Their store for physical goods goes down every time they make a significant change to the product offerings.

Both are highly successful, but all this tells us is that a web service doesn't have to be particularly well run in order to be successful.




> Their store for physical goods goes down every time they make a significant change to the product offerings.

That still amazes me. No wonder why WebObjects never took off...


WebObjects never took off because of pricing.

And by the time they ported it to Java there were plenty of open source alternatives.


"Any time an App Store app gets released or updated, there's a fun game where you watch it slowly propagate to visibility among your friends and acquaintances"

Are you sure that is for technical reasons? I don't see a big advantage of pushing such updates to all customers in one go, and I can see an advantage of staggering updates (say 1% every hour over a couple of days): if your update breaks something, it gives you a fighting chance to at least adjust your web site before all your customers send you mail at the same time.


I'd say that's far outweighed by users complaining that they get odd errors when they try to install the app when it's in a half-propagated state. Heck there was a 5-page macrumors thread of people keeping each other updated on what fun error the Mac App Store was telling them for each country when Mountain Lion was being released. Took a day for it to propagate.
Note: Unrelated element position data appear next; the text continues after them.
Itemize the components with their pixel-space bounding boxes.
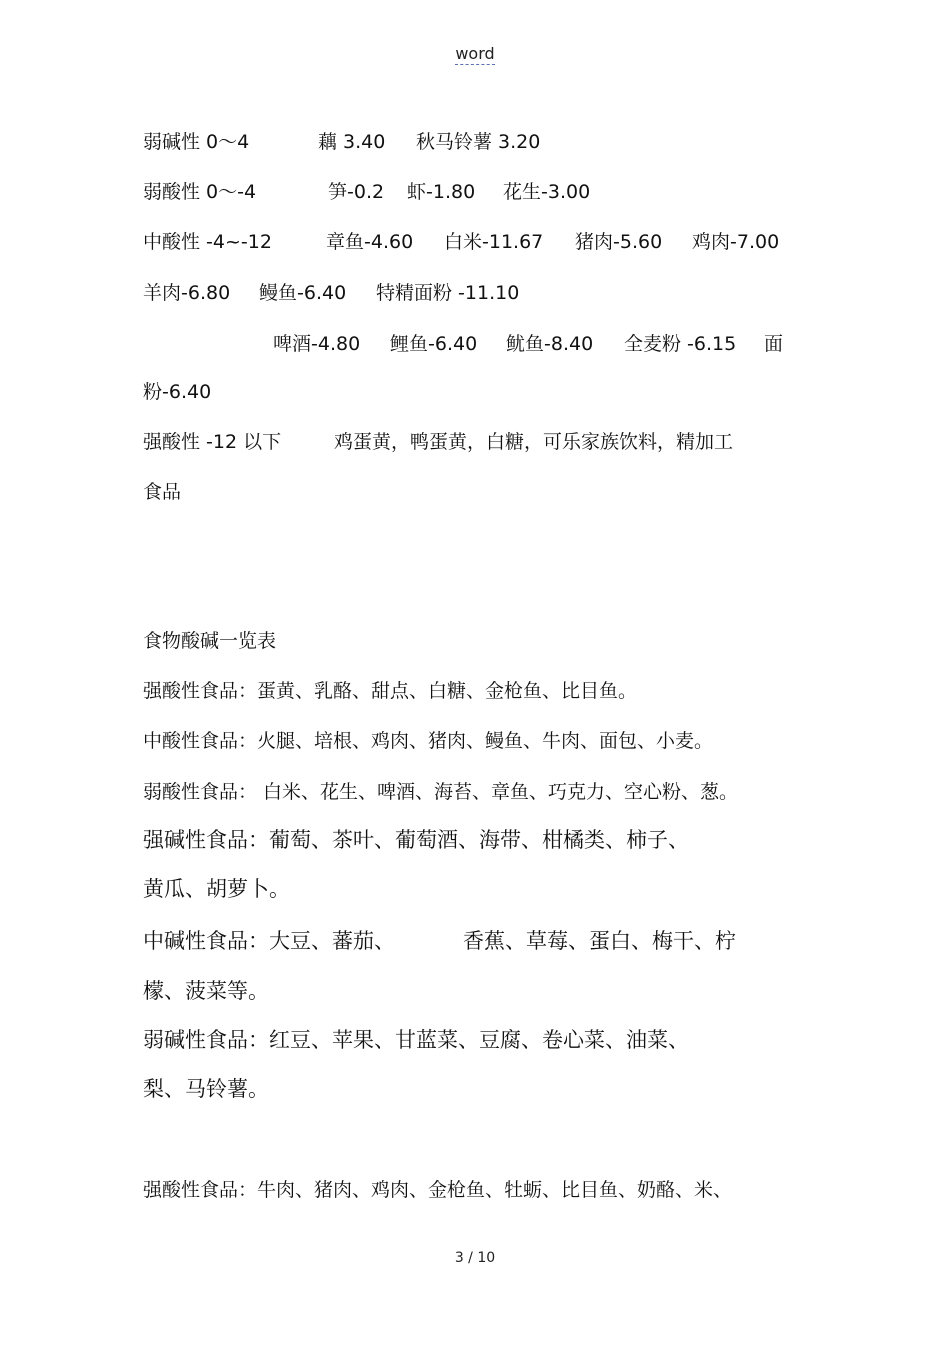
weak-acid-label: 弱酸性 0～-4 [143, 181, 257, 203]
category-line: 弱酸性食品： 白米、花生、啤酒、海苔、章鱼、巧克力、空心粉、葱。 [143, 781, 739, 803]
mid-acid-line3-item: 啤酒-4.80 [273, 333, 361, 355]
mid-acid-item: 白米-11.67 [444, 231, 544, 253]
weak-acid-item: 虾-1.80 [407, 181, 476, 203]
page-header [0, 44, 950, 63]
page-number: 3 / 10 [454, 1250, 496, 1266]
weak-acid-item: 花生-3.00 [503, 181, 591, 203]
category-line-cont: 黄瓜、胡萝卜。 [143, 877, 290, 901]
category-line: 中酸性食品：火腿、培根、鸡肉、猪肉、鳗鱼、牛肉、面包、小麦。 [143, 730, 714, 752]
mid-acid-line3-item: 面 [764, 333, 784, 355]
category-line-cont: 檬、菠菜等。 [143, 979, 269, 1003]
category-line-cont: 梨、马铃薯。 [143, 1077, 269, 1101]
mid-acid-item: 猪肉-5.60 [575, 231, 663, 253]
weak-alkaline-item: 秋马铃薯 3.20 [416, 131, 541, 153]
weak-acid-item: 笋-0.2 [328, 181, 385, 203]
strong-acid-line2: 食品 [143, 481, 182, 503]
category-line-part2: 香蕉、草莓、蛋白、梅干、柠 [463, 929, 736, 953]
mid-acid-line2-item: 羊肉-6.80 [143, 282, 231, 304]
weak-alkaline-item: 藕 3.40 [318, 131, 386, 153]
mid-acid-item: 鸡肉-7.00 [692, 231, 780, 253]
mid-acid-line3-item: 全麦粉 -6.15 [624, 333, 737, 355]
category-line: 强碱性食品：葡萄、茶叶、葡萄酒、海带、柑橘类、柿子、 [143, 828, 689, 852]
strong-acid-label: 强酸性 -12 以下 [143, 431, 282, 453]
mid-acid-item: 章鱼-4.60 [326, 231, 414, 253]
category-line: 强酸性食品：蛋黄、乳酪、甜点、白糖、金枪鱼、比目鱼。 [143, 680, 638, 702]
mid-acid-label: 中酸性 -4~-12 [143, 231, 272, 253]
strong-acid-items: 鸡蛋黄，鸭蛋黄，白糖，可乐家族饮料，精加工 [334, 431, 734, 453]
last-line: 强酸性食品：牛肉、猪肉、鸡肉、金枪鱼、牡蛎、比目鱼、奶酪、米、 [143, 1179, 733, 1201]
mid-acid-line2-item: 鳗鱼-6.40 [259, 282, 347, 304]
category-line: 弱碱性食品：红豆、苹果、甘蓝菜、豆腐、卷心菜、油菜、 [143, 1028, 689, 1052]
mid-acid-line3-item: 鱿鱼-8.40 [506, 333, 594, 355]
mid-acid-line3-item: 鲤鱼-6.40 [390, 333, 478, 355]
list-title: 食物酸碱一览表 [143, 630, 277, 652]
weak-alkaline-label: 弱碱性 0～4 [143, 131, 250, 153]
mid-acid-line4: 粉-6.40 [143, 381, 212, 403]
category-line: 中碱性食品：大豆、蕃茄、 [143, 929, 395, 953]
mid-acid-line2-item: 特精面粉 -11.10 [376, 282, 520, 304]
header-word: word [455, 44, 495, 63]
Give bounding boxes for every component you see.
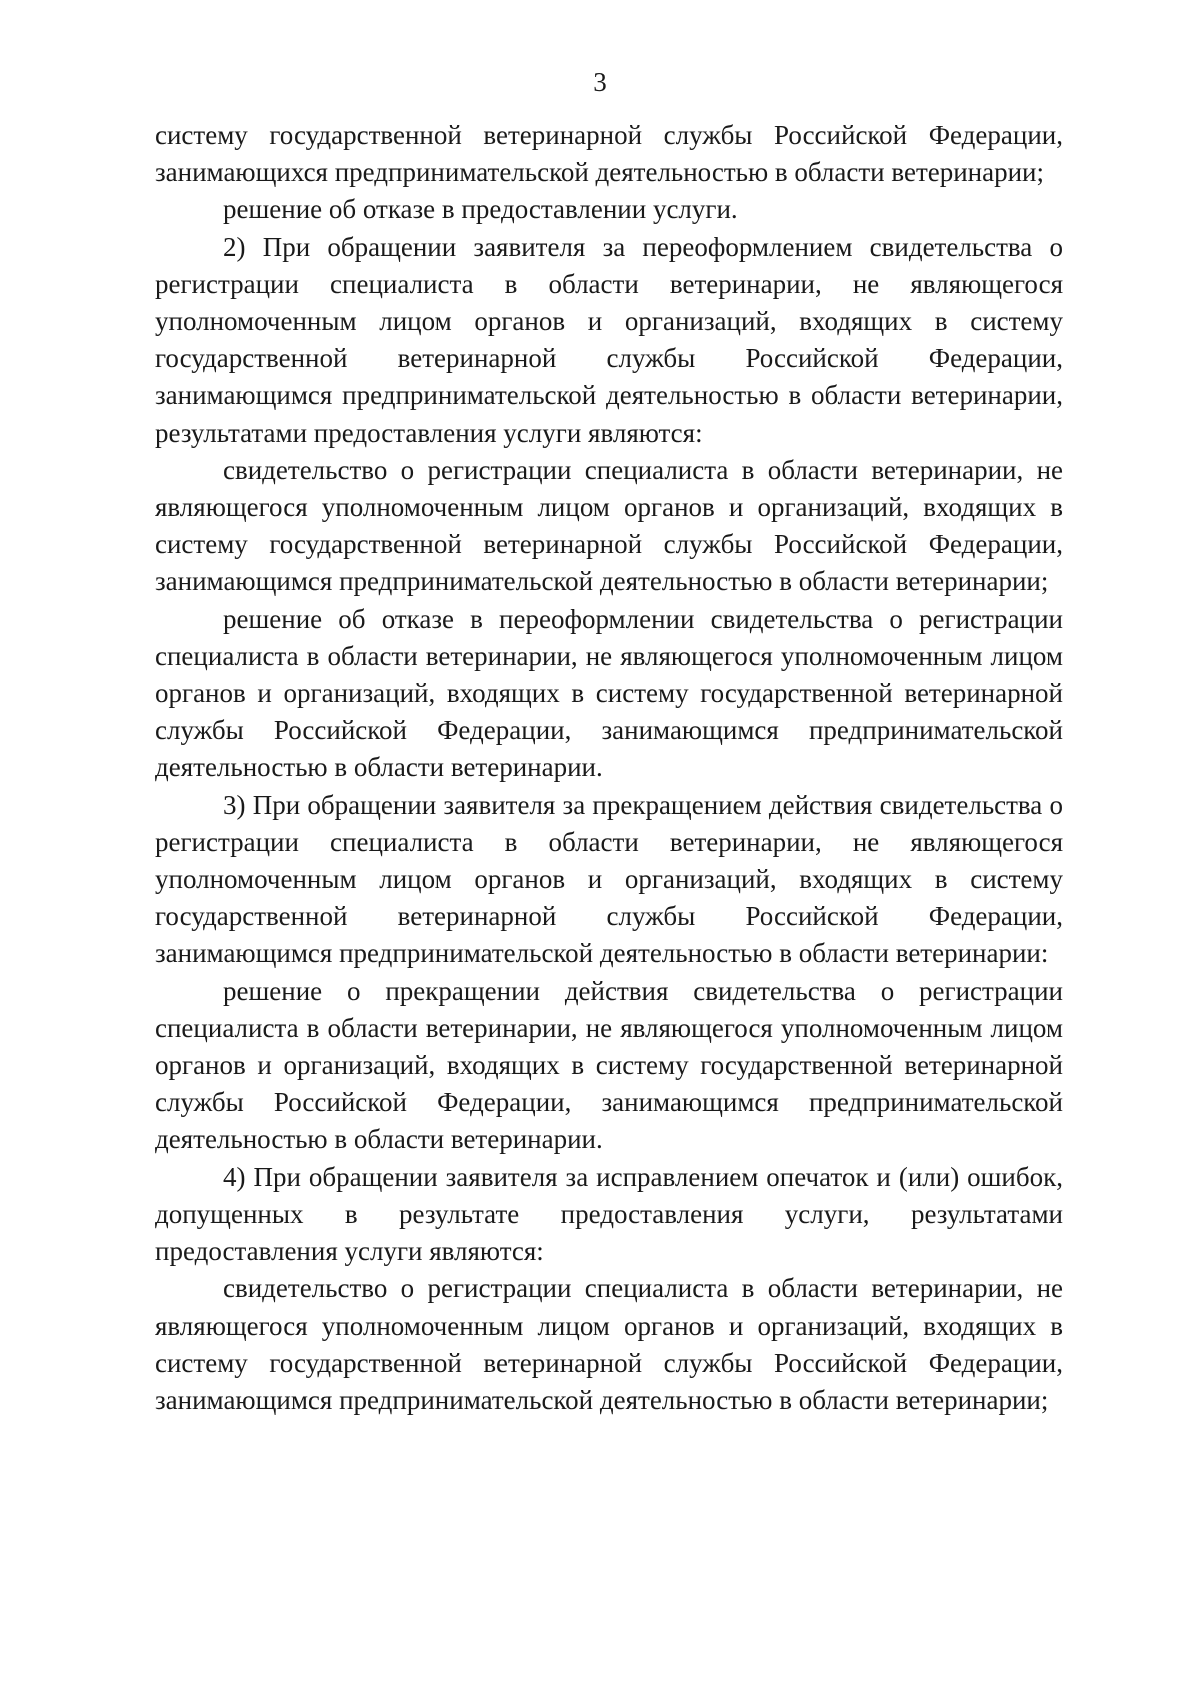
paragraph-item-2: 2) При обращении заявителя за переоформлением свидетельства о регистрации специалиста в области ветеринарии, не являющегося уполномоченным лицом органов и организаций, входящих в систему государственной ветеринарной службы Российской Федерации, занимающимся предпринимательской деятельностью в области ветеринарии, результатами предоставления услуги являются: <box>155 231 1063 448</box>
paragraph-continuation: систему государственной ветеринарной службы Российской Федерации, занимающихся предпринимательской деятельностью в области ветеринарии; <box>155 120 1063 188</box>
page-number: 3 <box>593 67 607 97</box>
paragraph-termination-decision: решение о прекращении действия свидетельства о регистрации специалиста в области ветеринарии, не являющегося уполномоченным лицом органов и организаций, входящих в систему государственной ветеринарной службы Российской Федерации, занимающимся предпринимательской деятельностью в области ветеринарии. <box>155 975 1063 1155</box>
document-body <box>155 117 1063 1419</box>
paragraph-item-3: 3) При обращении заявителя за прекращением действия свидетельства о регистрации специалиста в области ветеринарии, не являющегося уполномоченным лицом органов и организаций, входящих в систему государственной ветеринарной службы Российской Федерации, занимающимся предпринимательской деятельностью в области ветеринарии: <box>155 789 1063 969</box>
paragraph-item-4: 4) При обращении заявителя за исправлением опечаток и (или) ошибок, допущенных в результате предоставления услуги, результатами предоставления услуги являются: <box>155 1161 1063 1267</box>
paragraph-refusal-decision: решение об отказе в предоставлении услуги. <box>223 194 738 225</box>
paragraph-certificate-corrected: свидетельство о регистрации специалиста в области ветеринарии, не являющегося уполномоченным лицом органов и организаций, входящих в систему государственной ветеринарной службы Российской Федерации, занимающимся предпринимательской деятельностью в области ветеринарии; <box>155 1273 1063 1415</box>
paragraph-reissue-refusal: решение об отказе в переоформлении свидетельства о регистрации специалиста в области ветеринарии, не являющегося уполномоченным лицом органов и организаций, входящих в систему государственной ветеринарной службы Российской Федерации, занимающимся предпринимательской деятельностью в области ветеринарии. <box>155 603 1063 783</box>
paragraph-certificate: свидетельство о регистрации специалиста в области ветеринарии, не являющегося уполномоченным лицом органов и организаций, входящих в систему государственной ветеринарной службы Российской Федерации, занимающимся предпринимательской деятельностью в области ветеринарии; <box>155 454 1063 597</box>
If Amazon CloudFront worked that poorly at replication, everyone would rightly tear them a new one.


>Their store for physical goods goes down every time they make a significant change to the product offerings.
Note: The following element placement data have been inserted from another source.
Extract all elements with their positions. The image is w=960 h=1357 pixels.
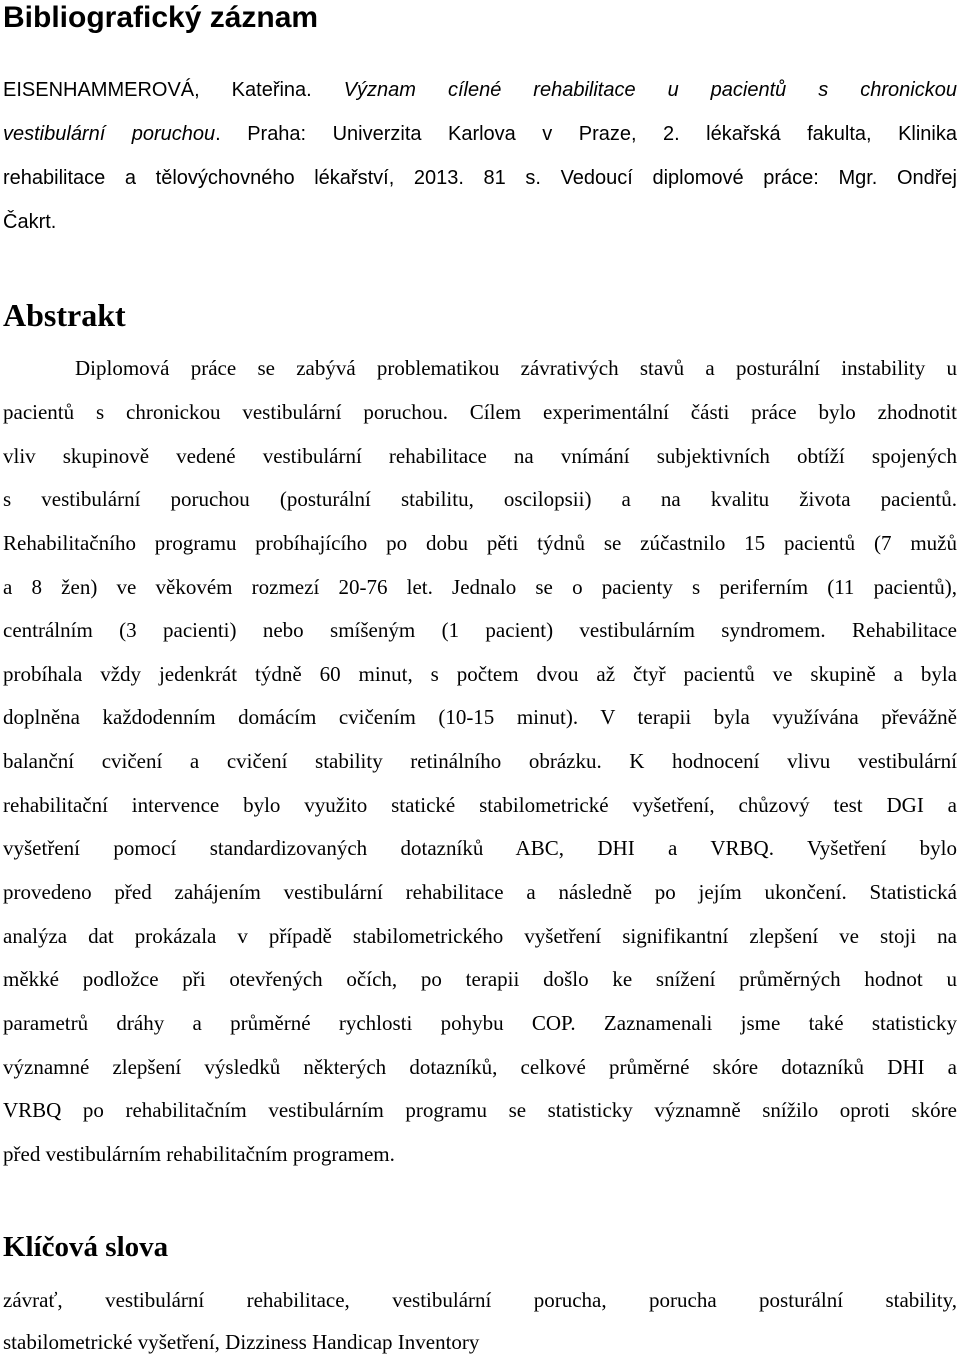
citation-line-1 xyxy=(3,75,957,105)
abstract-line: VRBQ po rehabilitačním vestibulárním programu se statisticky významně snížilo oproti skóre xyxy=(3,1098,957,1122)
keywords-line: závrať, vestibulární rehabilitace, vestibulární porucha, porucha posturální stability, xyxy=(3,1288,957,1312)
abstract-line: provedeno před zahájením vestibulární rehabilitace a následně po jejím ukončení. Statistická xyxy=(3,880,957,904)
abstract-line: centrálním (3 pacienti) nebo smíšeným (1 pacient) vestibulárním syndromem. Rehabilitace xyxy=(3,618,957,642)
abstract-line: vliv skupinově vedené vestibulární rehabilitace na vnímání subjektivních obtíží spojených xyxy=(3,444,957,468)
abstract-line: významné zlepšení výsledků některých dotazníků, celkové průměrné skóre dotazníků DHI a xyxy=(3,1055,957,1079)
bibliographic-record-heading: Bibliografický záznam xyxy=(3,1,319,34)
citation-author: EISENHAMMEROVÁ, Kateřina. xyxy=(3,79,344,101)
abstract-line: vyšetření pomocí standardizovaných dotazníků ABC, DHI a VRBQ. Vyšetření bylo xyxy=(3,836,957,860)
abstract-line: rehabilitační intervence bylo využito statické stabilometrické vyšetření, chůzový test DGI a xyxy=(3,793,957,817)
citation-line-4: Čakrt. xyxy=(3,211,57,233)
citation-line-3: rehabilitace a tělovýchovného lékařství, 2013. 81 s. Vedoucí diplomové práce: Mgr. Ondřej xyxy=(3,167,957,189)
citation-publisher: . Praha: Univerzita Karlova v Praze, 2. lékařská fakulta, Klinika xyxy=(215,123,957,145)
abstract-heading: Abstrakt xyxy=(3,297,126,333)
abstract-line: analýza dat prokázala v případě stabilometrického vyšetření signifikantní zlepšení ve stoji na xyxy=(3,924,957,948)
citation-title-part-2: vestibulární poruchou xyxy=(3,123,216,145)
abstract-line: probíhala vždy jedenkrát týdně 60 minut, s počtem dvou až čtyř pacientů ve skupině a byla xyxy=(3,662,957,686)
abstract-line: pacientů s chronickou vestibulární poruchou. Cílem experimentální části práce bylo zhodnotit xyxy=(3,400,957,424)
keywords-line: stabilometrické vyšetření, Dizziness Handicap Inventory xyxy=(3,1330,480,1354)
keywords-heading: Klíčová slova xyxy=(3,1231,169,1263)
abstract-line: před vestibulárním rehabilitačním programem. xyxy=(3,1142,395,1166)
citation-line-2 xyxy=(3,119,957,149)
abstract-line: Diplomová práce se zabývá problematikou závrativých stavů a posturální instability u xyxy=(75,356,957,380)
abstract-line: a 8 žen) ve věkovém rozmezí 20-76 let. Jednalo se o pacienty s periferním (11 pacientů), xyxy=(3,575,957,599)
abstract-line: měkké podložce při otevřených očích, po terapii došlo ke snížení průměrných hodnot u xyxy=(3,967,957,991)
abstract-line: parametrů dráhy a průměrné rychlosti pohybu COP. Zaznamenali jsme také statisticky xyxy=(3,1011,957,1035)
abstract-line: s vestibulární poruchou (posturální stabilitu, oscilopsii) a na kvalitu života pacientů. xyxy=(3,487,957,511)
citation-title-part-1: Význam cílené rehabilitace u pacientů s chronickou xyxy=(343,79,957,101)
abstract-line: Rehabilitačního programu probíhajícího po dobu pěti týdnů se zúčastnilo 15 pacientů (7 mužů xyxy=(3,531,957,555)
abstract-line: doplněna každodenním domácím cvičením (10-15 minut). V terapii byla využívána převážně xyxy=(3,705,957,729)
abstract-line: balanční cvičení a cvičení stability retinálního obrázku. K hodnocení vlivu vestibulární xyxy=(3,749,957,773)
Many years ago it used to go down for technical reasons.

Now it is purely PR/Marketing. They get massive traffic spikes whenever it goes up and it instantly results in thousands of web pages going up with free PR. Why would you give that up ?


According to Gruber a few months ago, it is legit a technical issue: http://twitter.com/gruber/status/264135810566209537


How does he know? He's not a WebObjects programmer and the tweet is quite vague ("certain types of changes") which implies he's not privy to any real information.


Obviously I can't be 100% sure of the validity, but I am inclined to believe it for a multitude of reasons:

-Outside of Apple employees, you would be hard pressed to find a person with better inside information on Apple than John Gruber

-Additionally, in the tweet, he is corroborating another Apple journalist's similar claim

-Saying it is a technical flaw reflects somewhat poorly on Apple, and Gruber isn't exactly one to go out of the way to claim Apple is doing something poorly without a real reason to say so

-"It is for the PR!" always struck me as pretty weak post hoc reasoning. Sure, it drums up some interest in the tech blogs, but it also means the store just does not work for a period of time for everyone. Including people who don't care and just want to hand Apple money. I presume Apple wouldn't go out of their way to frustrate customers and possibly lose money.


If John Gruber makes an objective claim like, you can bet he has some real information. He may be an Apple shill, but he is a very well informed shill who values his reputation for providing accurate inside information. He isn't a WebObjects programmer, but dollars to doughnuts that info comes from someone who is.